Il progetto nasce da un’idea di Javier Girotto. Ci siamo incontrati in occasione di un mio concerto al Parco della Musica di Roma. Conoscevo Javier di nome, ma non lo avevo mai incontrato di persona. Mi ha espresso il desiderio di voler suonare con me, avvicinandosi alla musica classica senza toccarla e senza deformarla, attraverso un lavoro di improvvisazione. Naturalmente per me si è trattata di un’idea assolutamente nuova; non avevo mai pensato ad una cosa di questo genere. L’ho accolta con grande entusiasmo, nel senso che per me fare musica è comunque fare sperimentazione. Ci siamo incontrati e abbiamo cominciato a lavorare: abbiamo affrontato un territorio nuovo, e quindi ci siamo dovuti adattare l’uno all’altro. Abbiamo dovuto prendere le misure, capire cosa poteva fare lui sulla mia musica e cosa io potevo “concedergli”, perché in realtà io non faccio niente che non sia scritto. Viceversa lui è libero di improvvisare sulla musica, appunto senza toccarla. La scommessa è proprio questa: sovrascrivere la musica di Debussy e Ravel: qualcosa di talmente interessante da non far dimenticare l’originale, ma piuttosto aggiungere bellezza all’originale. E’ una grande sfida, ma non è una cosa così semplice.
Com’è maturata la scelta dei due musicisti francesi, Ravel e Debussy?
La scelta del repertorio su cui costruire il progetto è stata mia.
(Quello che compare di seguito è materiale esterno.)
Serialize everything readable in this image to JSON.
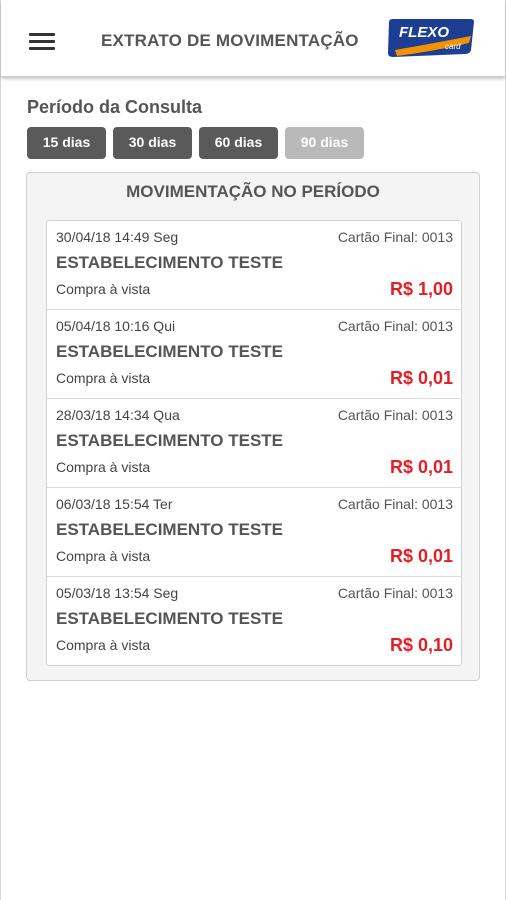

Ci sono alcune musiche sulle quali non si può intervenire; non si possono sovrascrivere le composizioni di Beethoven o quelle di Chopin, non ha senso. Ci sono altre musiche che offrono spazi di intervento: musiche fatte più di colore che di melodia.
Ragionando in questo modo, ho formulato una serie di proposte a Javier, il quale anche per esclusione ha scelto i brani di Ravel e Debussy. C’è da dire poi che nessuno ha mai affrontato questi autori nel campo della musica jazz: molto spesso si affrontano Bach, Scarlatti, ma la musica barocca è completamente diversa. Un tipo di repertorio, quindi, assolutamente inedito per il jazz. Nella musica dei due autori francesi ho intercettato alcuni elementi ritmici e soprattutto armonici che permettono un intervento creativo.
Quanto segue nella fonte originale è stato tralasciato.